Review: Reconnex's iGuard needs improvements

Reconnex's iGuard is maturing, though it still needs some usability improvements such as wizards, customisable reports and the ability to drill down on the graphs.

INFORMATION LEAKAGE
iGuard v5 from Reconnex
Price: Starts at $50,000

The Internet has revolutionised business, enabling real-time commerce and the easy flow of information in and out of your organisation. Therein lies the problem: It's all too easy to inadvertently or intentionally expose critical intellectual property and confidential information.

Reconnex's iGuard addresses this threat at the perimeter, copying and analysing all inbound and outbound traffic for policy violations. It can be an important tool for confidential data protection, regulatory compliance and investigation.

Installation/Configuration: B
Tuning a complex product like iGuard to detect sensitive data while reducing false positives and negatives is a complex process. Although the quick start guide can get you up and running quickly with default policies and rule sets, be prepared to invest time tuning your rules.

This is what makes it an effective technology: Without this tuning process, the confidential data leaving your enterprise gets lost in the clutter--imagine looking for five true positives in a million emails. The tuning can take weeks or even months, setting rules and polices in a Linux command line interface; you may want to engage professional services to help.

Effectiveness: A-
We realised some successes out of the box using the default regulatory and acceptable-use policies. The challenge isn't that you're not seeing your intellectual property leave the enterprise; it's that you're seeing far more than anticipated.
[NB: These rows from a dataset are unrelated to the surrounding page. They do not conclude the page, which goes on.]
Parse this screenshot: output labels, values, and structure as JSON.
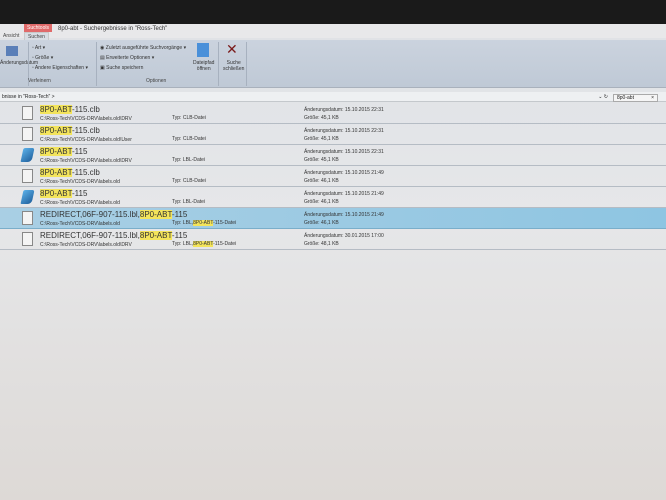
{
  "window": {
    "title": "8p0-abt - Suchergebnisse in \"Ross-Tech\"",
    "context_tab": "Suchtools"
  },
  "tabs": [
    {
      "label": "Ansicht"
    },
    {
      "label": "Suchen"
    }
  ],
  "ribbon": {
    "date_btn": "Änderungsdatum",
    "art": "Art",
    "groesse": "Größe",
    "eigenschaften": "Andere Eigenschaften",
    "group_verfeinern": "Verfeinern",
    "recent": "Zuletzt ausgeführte Suchvorgänge",
    "advanced": "Erweiterte Optionen",
    "save": "Suche speichern",
    "open_loc_1": "Dateipfad",
    "open_loc_2": "öffnen",
    "close_1": "Suche",
    "close_2": "schließen",
    "group_optionen": "Optionen"
  },
  "address": {
    "breadcrumb": "bnisse in \"Ross-Tech\"  >",
    "search_value": "8p0-abt"
  },
  "results": [
    {
      "pre": "",
      "hl": "8P0-ABT",
      "post": "-115.clb",
      "path": "C:\\Ross-Tech\\VCDS-DRV\\labels.old\\DRV",
      "type_pre": "Typ: CLB-Datei",
      "type_hl": "",
      "type_post": "",
      "date": "Änderungsdatum: 15.10.2015 22:31",
      "size": "Größe: 45,1 KB",
      "icon": "document-icon",
      "selected": false
    },
    {
      "pre": "",
      "hl": "8P0-ABT",
      "post": "-115.clb",
      "path": "C:\\Ross-Tech\\VCDS-DRV\\labels.old\\User",
      "type_pre": "Typ: CLB-Datei",
      "type_hl": "",
      "type_post": "",
      "date": "Änderungsdatum: 15.10.2015 22:31",
      "size": "Größe: 45,1 KB",
      "icon": "document-icon",
      "selected": false
    },
    {
      "pre": "",
      "hl": "8P0-ABT",
      "post": "-115",
      "path": "C:\\Ross-Tech\\VCDS-DRV\\labels.old\\DRV",
      "type_pre": "Typ: LBL-Datei",
      "type_hl": "",
      "type_post": "",
      "date": "Änderungsdatum: 15.10.2015 22:31",
      "size": "Größe: 45,1 KB",
      "icon": "lbl-file-icon",
      "selected": false
    },
    {
      "pre": "",
      "hl": "8P0-ABT",
      "post": "-115.clb",
      "path": "C:\\Ross-Tech\\VCDS-DRV\\labels.old",
      "type_pre": "Typ: CLB-Datei",
      "type_hl": "",
      "type_post": "",
      "date": "Änderungsdatum: 15.10.2015 21:49",
      "size": "Größe: 46,1 KB",
      "icon": "document-icon",
      "selected": false
    },
    {
      "pre": "",
      "hl": "8P0-ABT",
      "post": "-115",
      "path": "C:\\Ross-Tech\\VCDS-DRV\\labels.old",
      "type_pre": "Typ: LBL-Datei",
      "type_hl": "",
      "type_post": "",
      "date": "Änderungsdatum: 15.10.2015 21:49",
      "size": "Größe: 46,1 KB",
      "icon": "lbl-file-icon",
      "selected": false
    },
    {
      "pre": "REDIRECT,06F-907-115.lbl,",
      "hl": "8P0-ABT",
      "post": "-115",
      "path": "C:\\Ross-Tech\\VCDS-DRV\\labels.old",
      "type_pre": "Typ: LBL,",
      "type_hl": "8P0-ABT",
      "type_post": "-115-Datei",
      "date": "Änderungsdatum: 15.10.2015 21:49",
      "size": "Größe: 46,1 KB",
      "icon": "document-icon",
      "selected": true
    },
    {
      "pre": "REDIRECT,06F-907-115.lbl,",
      "hl": "8P0-ABT",
      "post": "-115",
      "path": "C:\\Ross-Tech\\VCDS-DRV\\labels.old\\DRV",
      "type_pre": "Typ: LBL,",
      "type_hl": "8P0-ABT",
      "type_post": "-115-Datei",
      "date": "Änderungsdatum: 30.01.2015 17:00",
      "size": "Größe: 48,1 KB",
      "icon": "document-icon",
      "selected": false
    }
  ]
}
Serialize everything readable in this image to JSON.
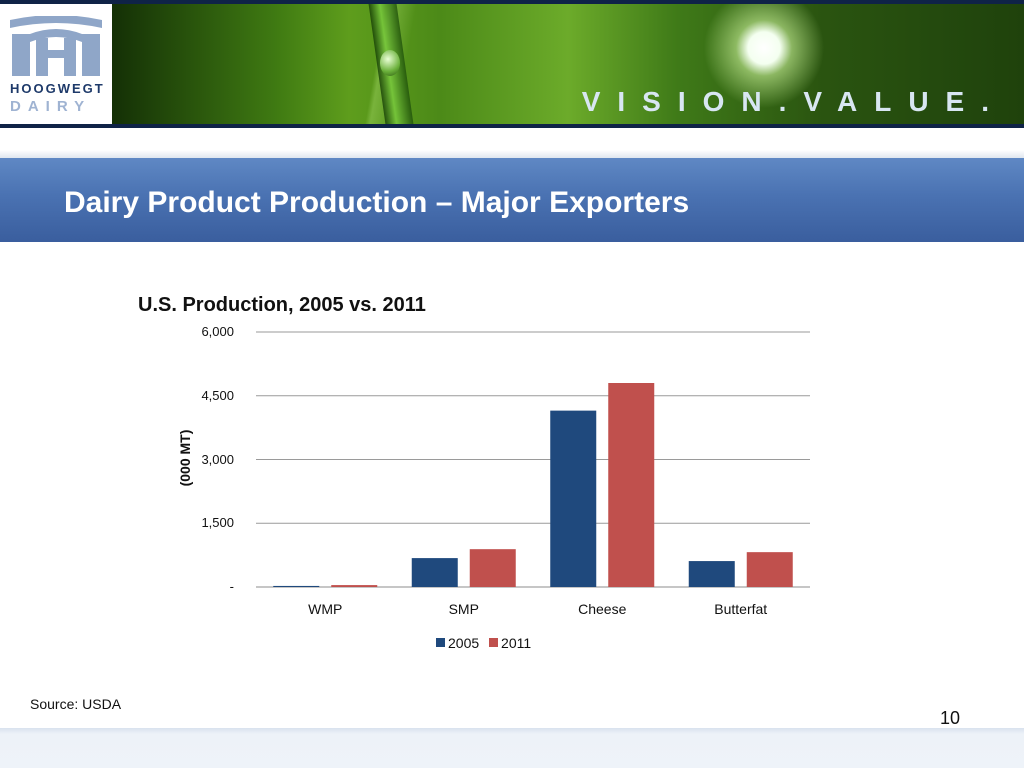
{
  "header": {
    "logo_line1": "HOOGWEGT",
    "logo_line2": "DAIRY",
    "tagline": "VISION.VALUE."
  },
  "slide": {
    "title": "Dairy Product Production – Major Exporters",
    "source": "Source: USDA",
    "page_number": "10"
  },
  "chart_data": {
    "type": "bar",
    "title": "U.S. Production, 2005 vs. 2011",
    "ylabel": "(000 MT)",
    "xlabel": "",
    "categories": [
      "WMP",
      "SMP",
      "Cheese",
      "Butterfat"
    ],
    "series": [
      {
        "name": "2005",
        "values": [
          25,
          680,
          4150,
          610
        ],
        "color": "#1f497d"
      },
      {
        "name": "2011",
        "values": [
          45,
          890,
          4800,
          820
        ],
        "color": "#c0504d"
      }
    ],
    "ylim": [
      0,
      6000
    ],
    "y_ticks": [
      0,
      1500,
      3000,
      4500,
      6000
    ],
    "y_tick_labels": [
      "-",
      "1,500",
      "3,000",
      "4,500",
      "6,000"
    ],
    "grid": true,
    "legend_position": "bottom"
  }
}
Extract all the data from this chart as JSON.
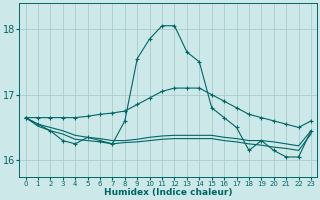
{
  "xlabel": "Humidex (Indice chaleur)",
  "background_color": "#cce8e8",
  "grid_color": "#aacccc",
  "line_color": "#006666",
  "xlim": [
    -0.5,
    23.5
  ],
  "ylim": [
    15.75,
    18.4
  ],
  "yticks": [
    16,
    17,
    18
  ],
  "xticks": [
    0,
    1,
    2,
    3,
    4,
    5,
    6,
    7,
    8,
    9,
    10,
    11,
    12,
    13,
    14,
    15,
    16,
    17,
    18,
    19,
    20,
    21,
    22,
    23
  ],
  "series": [
    {
      "x": [
        0,
        1,
        2,
        3,
        4,
        5,
        6,
        7,
        8,
        9,
        10,
        11,
        12,
        13,
        14,
        15,
        16,
        17,
        18,
        19,
        20,
        21,
        22,
        23
      ],
      "y": [
        16.65,
        16.55,
        16.45,
        16.3,
        16.25,
        16.35,
        16.3,
        16.25,
        16.6,
        17.55,
        17.85,
        18.05,
        18.05,
        17.65,
        17.5,
        16.8,
        16.65,
        16.5,
        16.15,
        16.3,
        16.15,
        16.05,
        16.05,
        16.45
      ],
      "linestyle": "-",
      "marker": "+"
    },
    {
      "x": [
        0,
        1,
        2,
        3,
        4,
        5,
        6,
        7,
        8,
        9,
        10,
        11,
        12,
        13,
        14,
        15,
        16,
        17,
        18,
        19,
        20,
        21,
        22,
        23
      ],
      "y": [
        16.65,
        16.65,
        16.65,
        16.65,
        16.65,
        16.67,
        16.7,
        16.72,
        16.75,
        16.85,
        16.95,
        17.05,
        17.1,
        17.1,
        17.1,
        17.0,
        16.9,
        16.8,
        16.7,
        16.65,
        16.6,
        16.55,
        16.5,
        16.6
      ],
      "linestyle": "-",
      "marker": "+"
    },
    {
      "x": [
        0,
        1,
        2,
        3,
        4,
        5,
        6,
        7,
        8,
        9,
        10,
        11,
        12,
        13,
        14,
        15,
        16,
        17,
        18,
        19,
        20,
        21,
        22,
        23
      ],
      "y": [
        16.65,
        16.55,
        16.5,
        16.45,
        16.38,
        16.35,
        16.33,
        16.3,
        16.3,
        16.32,
        16.35,
        16.37,
        16.38,
        16.38,
        16.38,
        16.38,
        16.35,
        16.33,
        16.3,
        16.3,
        16.28,
        16.25,
        16.22,
        16.45
      ],
      "linestyle": "-",
      "marker": null
    },
    {
      "x": [
        0,
        1,
        2,
        3,
        4,
        5,
        6,
        7,
        8,
        9,
        10,
        11,
        12,
        13,
        14,
        15,
        16,
        17,
        18,
        19,
        20,
        21,
        22,
        23
      ],
      "y": [
        16.65,
        16.52,
        16.45,
        16.4,
        16.32,
        16.3,
        16.28,
        16.25,
        16.27,
        16.28,
        16.3,
        16.32,
        16.33,
        16.33,
        16.33,
        16.33,
        16.3,
        16.28,
        16.25,
        16.23,
        16.2,
        16.18,
        16.15,
        16.4
      ],
      "linestyle": "-",
      "marker": null
    }
  ]
}
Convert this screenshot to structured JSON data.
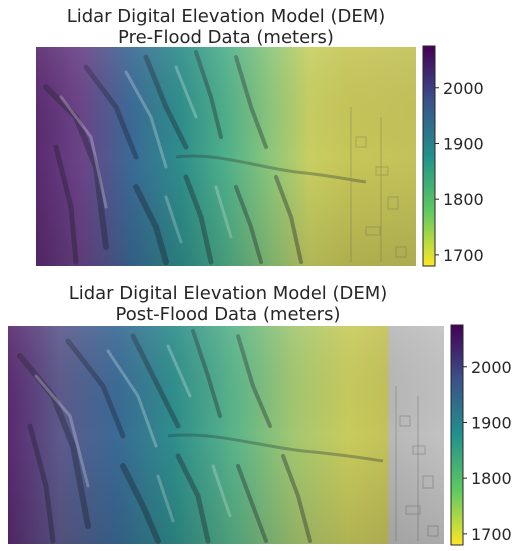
{
  "chart_data": [
    {
      "type": "heatmap",
      "title_line1": "Lidar Digital Elevation Model (DEM)",
      "title_line2": "Pre-Flood Data (meters)",
      "colormap": "viridis_r",
      "colorbar": {
        "min": 1680,
        "max": 2075,
        "ticks": [
          1700,
          1800,
          1900,
          2000
        ]
      },
      "overlay": "hillshade",
      "grid": false
    },
    {
      "type": "heatmap",
      "title_line1": "Lidar Digital Elevation Model (DEM)",
      "title_line2": "Post-Flood Data (meters)",
      "colormap": "viridis_r",
      "colorbar": {
        "min": 1680,
        "max": 2075,
        "ticks": [
          1700,
          1800,
          1900,
          2000
        ]
      },
      "overlay": "hillshade",
      "grid": false
    }
  ],
  "colors": {
    "viridis_dark": "#440154",
    "viridis_blue": "#3b528b",
    "viridis_teal": "#21918c",
    "viridis_green": "#5ec962",
    "viridis_yellow": "#fde725"
  }
}
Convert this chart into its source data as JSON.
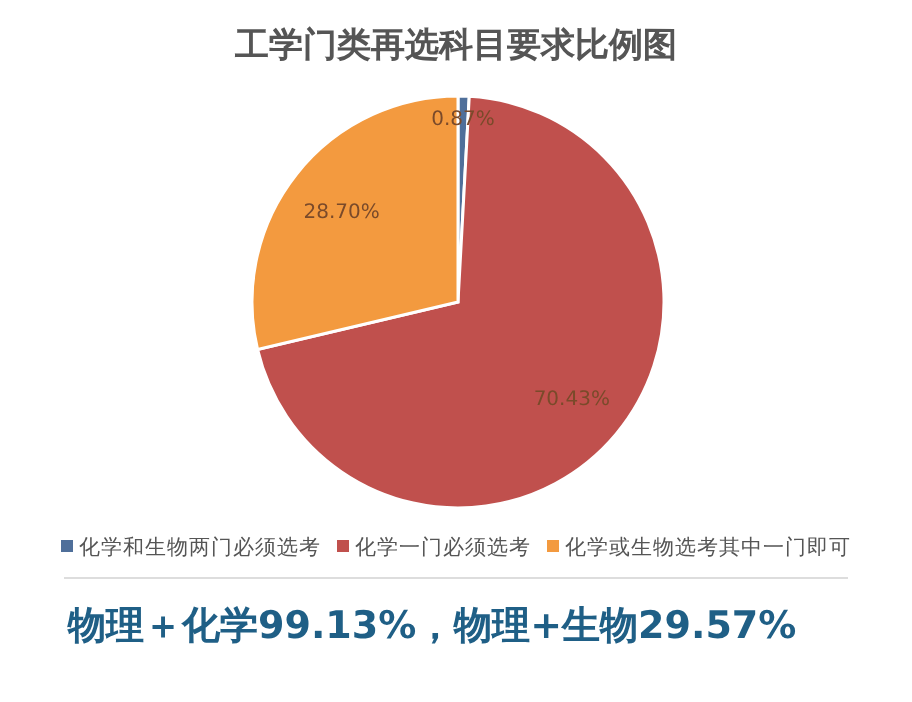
{
  "chart_data": {
    "type": "pie",
    "title": "工学门类再选科目要求比例图",
    "categories": [
      "化学和生物两门必须选考",
      "化学一门必须选考",
      "化学或生物选考其中一门即可"
    ],
    "values": [
      0.87,
      70.43,
      28.7
    ],
    "colors": [
      "#4f6f9a",
      "#c0504d",
      "#f39a3f"
    ],
    "value_labels": [
      "0.87%",
      "70.43%",
      "28.70%"
    ],
    "legend": "bottom",
    "annotations": [
      "物理＋化学99.13%，物理+生物29.57%"
    ]
  }
}
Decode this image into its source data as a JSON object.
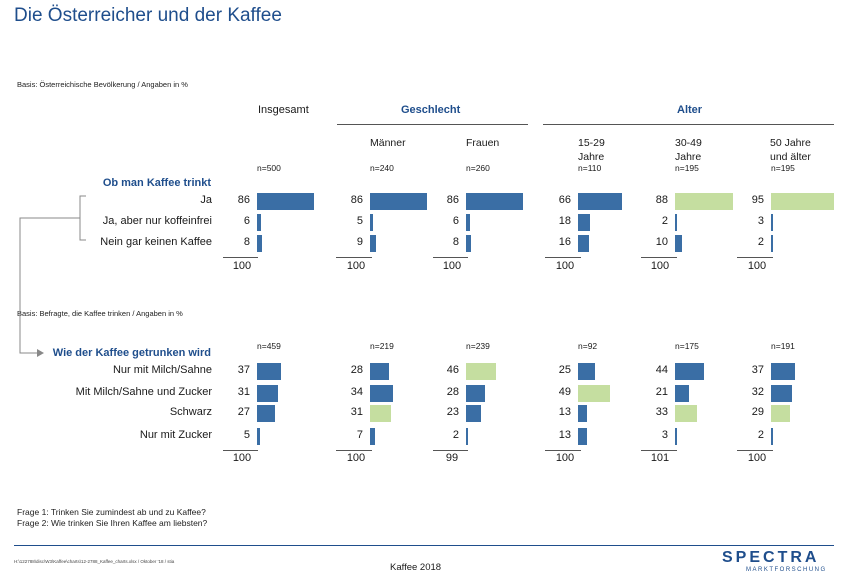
{
  "title": "Die Österreicher und der Kaffee",
  "colors": {
    "blue": "#3a6ea5",
    "green": "#c5dea0",
    "title_blue": "#1f4e8c"
  },
  "headers": {
    "insgesamt": "Insgesamt",
    "geschlecht": "Geschlecht",
    "alter": "Alter",
    "maenner": "Männer",
    "frauen": "Frauen",
    "age1_line1": "15-29",
    "age1_line2": "Jahre",
    "age2_line1": "30-49",
    "age2_line2": "Jahre",
    "age3_line1": "50 Jahre",
    "age3_line2": "und älter"
  },
  "footer": {
    "frage1": "Frage 1: Trinken Sie zumindest ab und zu Kaffee?",
    "frage2": "Frage 2: Wie trinken Sie Ihren Kaffee am liebsten?",
    "path": "H:\\122788\\disc\\W3\\Kaffee\\charts\\12-2788_Kaffee_charts.xlsx / Oktober '18 / stia",
    "center": "Kaffee 2018",
    "logo_main": "SPECTRA",
    "logo_sub": "MARKTFORSCHUNG"
  },
  "chart_data": [
    {
      "type": "bar",
      "basis": "Basis: Österreichische Bevölkerung / Angaben in %",
      "section_title": "Ob man Kaffee trinkt",
      "columns": [
        "Insgesamt",
        "Männer",
        "Frauen",
        "15-29 Jahre",
        "30-49 Jahre",
        "50 Jahre und älter"
      ],
      "n": [
        "n=500",
        "n=240",
        "n=260",
        "n=110",
        "n=195",
        "n=195"
      ],
      "categories": [
        "Ja",
        "Ja, aber nur koffeinfrei",
        "Nein gar keinen Kaffee"
      ],
      "values": [
        [
          86,
          86,
          86,
          66,
          88,
          95
        ],
        [
          6,
          5,
          6,
          18,
          2,
          3
        ],
        [
          8,
          9,
          8,
          16,
          10,
          2
        ]
      ],
      "highlight": [
        [
          false,
          false,
          false,
          false,
          true,
          true
        ],
        [
          false,
          false,
          false,
          false,
          false,
          false
        ],
        [
          false,
          false,
          false,
          false,
          false,
          false
        ]
      ],
      "totals": [
        "100",
        "100",
        "100",
        "100",
        "100",
        "100"
      ]
    },
    {
      "type": "bar",
      "basis": "Basis: Befragte, die Kaffee trinken / Angaben in %",
      "section_title": "Wie der Kaffee getrunken wird",
      "columns": [
        "Insgesamt",
        "Männer",
        "Frauen",
        "15-29 Jahre",
        "30-49 Jahre",
        "50 Jahre und älter"
      ],
      "n": [
        "n=459",
        "n=219",
        "n=239",
        "n=92",
        "n=175",
        "n=191"
      ],
      "categories": [
        "Nur mit Milch/Sahne",
        "Mit Milch/Sahne und Zucker",
        "Schwarz",
        "Nur mit Zucker"
      ],
      "values": [
        [
          37,
          28,
          46,
          25,
          44,
          37
        ],
        [
          31,
          34,
          28,
          49,
          21,
          32
        ],
        [
          27,
          31,
          23,
          13,
          33,
          29
        ],
        [
          5,
          7,
          2,
          13,
          3,
          2
        ]
      ],
      "highlight": [
        [
          false,
          false,
          true,
          false,
          false,
          false
        ],
        [
          false,
          false,
          false,
          true,
          false,
          false
        ],
        [
          false,
          true,
          false,
          false,
          true,
          true
        ],
        [
          false,
          false,
          false,
          false,
          false,
          false
        ]
      ],
      "totals": [
        "100",
        "100",
        "99",
        "100",
        "101",
        "100"
      ]
    }
  ]
}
Overall, iGuard proves to be an important tool for proactively finding intellectual property leaving the enterprise, and reactively using the information to conduct an investigation and comply with regulations.

That said, iGuard's value grows through its integration with other security products, feeding content analysis to gateway content filters, SIMs and email security tools.

iGuard is not an automated prevention tool. Most large companies we've spoken with agree that blocking on detection is not practical in the real business world--it assumes that you know what all of your confidential information is, where it resides and to whom it may be sent.

The hardened Linux appliance resisted all our attempts at compromise.

Management: B-
The Web interface presents a clean, easy-to-navigate executive dashboard. One of the first items that strikes you is that, while you can drill down for details in the text, the graphs are static.

You can call up detailed information on entire emails, documents, FTP sessions and SSL-encrypted sessions. iGuard understands 80 protocol types.

However, the product shows its immaturity in the tedious process of creating rules. You must first create the search terms, protocols and IP addresses, then repeat the action for the mail and messages, images and file transfer pages. Then you go to yet another page to activate the rule. There is no wizard or radio buttons to simply select which page you want or what to search for. There is no context-sensitive help.

Reporting: C+
The reporting request page has a simplistic, clean interface. It contains a few canned reports, such as incident and executive summaries, with nice graphs showing which rules were tripped and how often. But, there are only a handful of canned reports, and you have a limited ability to create custom reports, which can be critical for audit and operations. Reports are drillable and exportable to .pdf only.

Verdict
iGuard is maturing, though it still needs some usability improvements such as wizards, customisable reports and the ability to drill down on the graphs. Its integration with other tools makes it an excellent value.

Testing methodology
This review is based on an evaluation of information leakage products, including iGuard, at the reviewer's company.